Nevertheless, she also acknowledged that there may very well be uncertainty as rates of interest could potentially stay at current levels or be “barely higher”.
In consequence, OCBC will have to be vigilant about whether its loan portfolio may very well be affected by prolonged high rates of interest. Also, if rates proceed to be high, customers are more likely to be “a bit on the sidelines relating to their investment activity,” noted Wong.
As a regional bank – the second largest in Southeast Asia – OCBC also saw an influx of cash from the collapse of US regional banks earlier this 12 months.

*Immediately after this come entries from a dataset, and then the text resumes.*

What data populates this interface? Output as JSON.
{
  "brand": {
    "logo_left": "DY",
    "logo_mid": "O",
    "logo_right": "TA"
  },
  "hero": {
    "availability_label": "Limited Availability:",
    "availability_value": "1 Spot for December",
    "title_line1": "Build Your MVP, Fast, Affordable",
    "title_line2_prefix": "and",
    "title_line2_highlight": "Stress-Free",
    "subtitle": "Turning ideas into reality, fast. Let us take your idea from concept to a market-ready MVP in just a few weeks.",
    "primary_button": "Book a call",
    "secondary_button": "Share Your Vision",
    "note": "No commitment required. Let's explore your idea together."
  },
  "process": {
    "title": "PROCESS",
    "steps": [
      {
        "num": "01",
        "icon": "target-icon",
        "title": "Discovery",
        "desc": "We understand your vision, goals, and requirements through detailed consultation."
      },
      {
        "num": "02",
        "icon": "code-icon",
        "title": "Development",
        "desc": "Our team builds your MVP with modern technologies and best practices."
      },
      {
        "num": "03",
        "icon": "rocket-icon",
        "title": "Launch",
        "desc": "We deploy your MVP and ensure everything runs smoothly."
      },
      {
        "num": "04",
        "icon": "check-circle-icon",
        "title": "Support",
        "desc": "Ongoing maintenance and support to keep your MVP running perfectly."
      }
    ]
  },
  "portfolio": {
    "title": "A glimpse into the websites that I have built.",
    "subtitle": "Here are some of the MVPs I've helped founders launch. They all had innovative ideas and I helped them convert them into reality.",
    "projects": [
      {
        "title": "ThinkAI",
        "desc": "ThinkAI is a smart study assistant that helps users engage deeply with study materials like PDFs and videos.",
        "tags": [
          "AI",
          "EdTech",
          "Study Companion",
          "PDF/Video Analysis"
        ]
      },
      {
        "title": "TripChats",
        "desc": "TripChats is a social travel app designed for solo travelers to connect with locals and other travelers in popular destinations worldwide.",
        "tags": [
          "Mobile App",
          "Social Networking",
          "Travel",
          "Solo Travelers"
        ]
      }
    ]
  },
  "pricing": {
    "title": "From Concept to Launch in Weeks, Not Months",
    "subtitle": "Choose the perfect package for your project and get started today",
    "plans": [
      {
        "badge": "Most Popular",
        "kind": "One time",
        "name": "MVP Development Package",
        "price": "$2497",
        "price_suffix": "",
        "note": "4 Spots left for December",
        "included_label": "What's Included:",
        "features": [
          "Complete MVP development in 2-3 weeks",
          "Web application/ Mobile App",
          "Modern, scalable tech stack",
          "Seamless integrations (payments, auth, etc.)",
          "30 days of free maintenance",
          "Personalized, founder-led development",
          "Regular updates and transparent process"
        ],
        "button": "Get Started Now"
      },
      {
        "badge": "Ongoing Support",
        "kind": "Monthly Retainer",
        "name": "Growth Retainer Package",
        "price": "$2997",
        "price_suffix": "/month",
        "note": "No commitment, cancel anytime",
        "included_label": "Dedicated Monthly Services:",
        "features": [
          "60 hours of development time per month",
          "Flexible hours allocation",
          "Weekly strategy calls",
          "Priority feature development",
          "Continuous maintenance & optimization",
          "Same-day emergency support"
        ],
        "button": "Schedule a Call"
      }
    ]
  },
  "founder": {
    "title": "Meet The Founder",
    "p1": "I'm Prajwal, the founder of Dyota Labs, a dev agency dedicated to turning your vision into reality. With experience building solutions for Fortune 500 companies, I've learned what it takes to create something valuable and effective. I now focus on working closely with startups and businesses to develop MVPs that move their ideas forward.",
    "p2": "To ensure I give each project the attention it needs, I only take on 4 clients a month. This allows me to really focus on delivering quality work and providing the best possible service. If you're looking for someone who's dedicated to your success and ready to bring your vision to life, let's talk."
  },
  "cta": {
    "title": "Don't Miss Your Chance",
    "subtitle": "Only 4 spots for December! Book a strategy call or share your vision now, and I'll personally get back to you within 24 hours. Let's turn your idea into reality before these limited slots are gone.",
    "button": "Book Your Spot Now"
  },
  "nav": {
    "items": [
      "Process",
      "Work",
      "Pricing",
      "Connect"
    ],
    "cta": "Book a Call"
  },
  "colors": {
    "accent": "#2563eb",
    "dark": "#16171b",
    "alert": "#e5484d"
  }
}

“At any time when there is any change, any weakness in some parts of the industry, there is a flight to quality. Being a highly rated bank based in Asia, we’re seeing an influx of recent money,” she said.
Nevertheless, the goal is not only to get the cash in, but additionally to maintain it with OCBC.
Wong stressed that the bank must ask itself, “Have any lessons been learned from this? How does this actually affect customers? Are we prepared to serve customers when money is also coming in?”
OCBC shares are up nearly 9% during the last 12 months and closed at 12.30 Singapore dollars on Monday.